- Mike Koozmin/The S.F. Examiner
- San Francisco-based ECOtality created this car-charging site at the Mission Bay campus of UCSF.
ECOtality, a maker of charging stations for electric cars that won a $99.8 million grant from the U.S. Department of Energy four years ago, has filed for bankruptcy protection and said it plans to auction its assets next month.
The San Francisco-based company is among a growing number of U.S. alternative-energy companies that have struggled or succumbed amid consumer resistance to the high cost and restricted driving range associated with electric vehicles.
ECOtality and five affiliates filed for Chapter 11 protection Monday night with the U.S. bankruptcy court in Phoenix.
The company said eight parties have expressed interest in bidding on its assets and that it wants to hold an auction Oct. 9, with a closing to occur within two days.

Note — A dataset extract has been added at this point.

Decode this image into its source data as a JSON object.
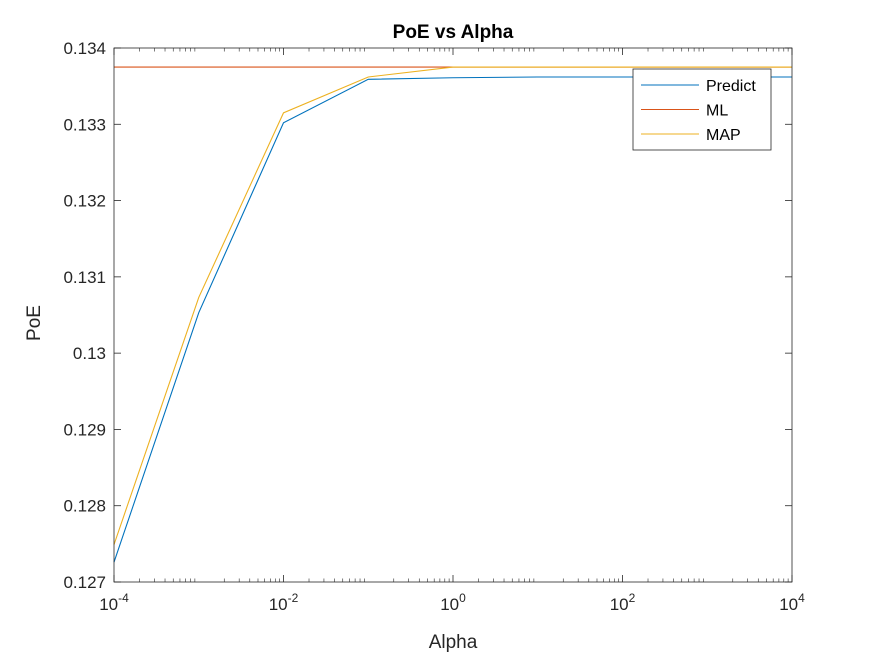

Citing "significant liquidity constraints and the difficulty of obtaining long-term financing," ECOtality said an auction is necessary to maximize value for creditors and avoid a "fire-sale liquidation."
ECOtality makes systems for electric vehicles under the Blink and Minit Charger brands. It had warned Aug. 12 that a bankruptcy filing was possible amid disappointing sales and a suspension of payments from the federal government.
Among other U.S. alternative energy companies, green car startup Coda Holdings Inc. filed for bankruptcy protection in May after selling just 100 all-electric sedans.
Meanwhile, on Tuesday the Energy Department said that in October it will sell a nonperforming loan made to another green car startup, Fisker Automotive.
ECOtality's $99.8 million grant was awarded in August 2009 to help develop the EV Project, a network of charging stations for vehicles such as the Chevrolet Volt and Nissan Leaf in major U.S. metropolitan areas.
The company said Nissan North America Inc. agreed to provide up to $1.25 million of financing to keep it operating during the bankruptcy. Court approval is required for that loan.
According to a court filing, the Energy Department is owed $6.5 million as the largest unsecured creditor of ECOtality affiliate Electric Transportation Engineering Corp.
A hearing on ECOtality's "first-day motions," including that it be allowed to pay employees and vendors, is scheduled for Thursday morning.
Shares of ECOtality closed on Tuesday down 7.2 cents, or 31.1 percent, at 15.9 cents on the Nasdaq. They closed at $1.46 on Aug. 9, the last trading day before ECOtality warned of a possible Chapter 11 filing.